L'interesse di Yama crebbe quando notò tra le sue mani quello che poteva essere un giocattolo per neonati. Il ragazzino abbozzò un sorrisetto insicuro, mostrando un tenero intervallo tra gli incisivi.
<< Io ho un robot. L'ho costruito io stesso. >>
Disse, mostrando un pupazzetto di ferro e magneti neri dalla faccia gialla sorridente mal scarabocchiata. Un coro di risate maligne si sollevò a quell'affermazione, costringendo il piccolo ad indietreggiare. La donna giapponese che poco prima aveva annunciato l'ennesima vincita di Yama sputò per terra, rivolgendogli un'occhiata maliziosa.
<< Sparisci, ragazzino! Regola numero uno: si paga per giocare! >> Esclamò, facendogli notare il piatto delle "offerte".
<< Oh... >>
Il ragazzino infilò una mano nella tasca della felpa, tirando fuori una manciata di banconote da cinquemila yen l'una.

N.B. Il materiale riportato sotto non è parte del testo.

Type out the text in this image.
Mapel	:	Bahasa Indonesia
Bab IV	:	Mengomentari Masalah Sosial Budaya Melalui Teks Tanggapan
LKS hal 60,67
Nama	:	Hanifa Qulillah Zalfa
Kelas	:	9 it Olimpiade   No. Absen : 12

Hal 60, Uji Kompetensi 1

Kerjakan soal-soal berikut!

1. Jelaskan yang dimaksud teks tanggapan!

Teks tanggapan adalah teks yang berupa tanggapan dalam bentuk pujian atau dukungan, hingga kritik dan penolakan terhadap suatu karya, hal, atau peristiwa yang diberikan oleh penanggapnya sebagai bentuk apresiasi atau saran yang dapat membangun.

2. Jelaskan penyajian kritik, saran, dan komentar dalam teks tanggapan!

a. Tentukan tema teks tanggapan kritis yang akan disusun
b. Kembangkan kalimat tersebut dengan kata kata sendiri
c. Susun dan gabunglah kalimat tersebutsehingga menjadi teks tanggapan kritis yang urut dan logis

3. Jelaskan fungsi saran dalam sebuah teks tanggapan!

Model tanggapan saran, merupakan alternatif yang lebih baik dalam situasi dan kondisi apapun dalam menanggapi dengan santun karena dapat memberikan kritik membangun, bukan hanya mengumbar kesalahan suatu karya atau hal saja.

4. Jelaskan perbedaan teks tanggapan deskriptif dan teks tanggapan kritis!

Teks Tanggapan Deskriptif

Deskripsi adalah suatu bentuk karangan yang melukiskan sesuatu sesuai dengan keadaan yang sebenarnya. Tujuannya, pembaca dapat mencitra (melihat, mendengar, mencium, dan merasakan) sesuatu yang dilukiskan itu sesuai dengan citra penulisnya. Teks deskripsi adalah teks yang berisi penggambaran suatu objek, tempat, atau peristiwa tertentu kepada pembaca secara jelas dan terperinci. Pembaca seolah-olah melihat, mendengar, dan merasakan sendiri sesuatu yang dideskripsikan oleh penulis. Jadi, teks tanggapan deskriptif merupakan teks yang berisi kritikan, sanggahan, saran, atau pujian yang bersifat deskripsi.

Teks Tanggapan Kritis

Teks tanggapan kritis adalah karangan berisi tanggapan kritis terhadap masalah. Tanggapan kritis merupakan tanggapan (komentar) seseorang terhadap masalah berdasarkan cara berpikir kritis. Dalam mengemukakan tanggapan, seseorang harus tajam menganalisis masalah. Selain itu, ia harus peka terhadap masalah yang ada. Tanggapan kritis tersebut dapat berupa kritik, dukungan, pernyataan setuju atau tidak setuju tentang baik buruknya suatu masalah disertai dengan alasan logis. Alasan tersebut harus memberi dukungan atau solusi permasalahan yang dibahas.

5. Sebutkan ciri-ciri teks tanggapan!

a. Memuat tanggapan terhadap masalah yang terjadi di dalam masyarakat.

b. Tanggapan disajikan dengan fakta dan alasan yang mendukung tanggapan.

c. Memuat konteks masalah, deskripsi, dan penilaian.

<< Sono sufficienti? >> Chiese infine, innocentemente.
Yama non pensava che l'avrebbe mai detto, ma quel ragazzino aveva suscitato il suo interesse.
<< Come ti chiami, bamboccio? >> Tuonò con un sorriso di scherno che non lasciava le sue labbra sottili e screpolate.
Il bambino sorrise ingenuamente, stringendo il suo robot tra le dita.
<< Hiro. Hiro Hamada. >>
<< Prepara il tuo robot, Ghiro! >>
Gli sguardi di tutti erano fissi su quel duello che aveva un chè di assolutamente ridicolo. Il brutale e maligno Piccolo Yama contro il giocattolino fatto a mano di un quattordicenne scapestrato in cerca di avventure. Ogni movimento, ogni gesto sembrava totalmente grottesco. Il robot di Yama stava ritto in piedi, minaccioso nella sua corazza nera e gli artigli inferriati lunghi quasi tre centimetri. Il piccolo robot di Hiro, invece, si era già accasciato malamente sulle gambette. Yama lanciò un ulteriore sguardo di scherno al ragazzino, pronto a gustarsi l'ennesima vittoria.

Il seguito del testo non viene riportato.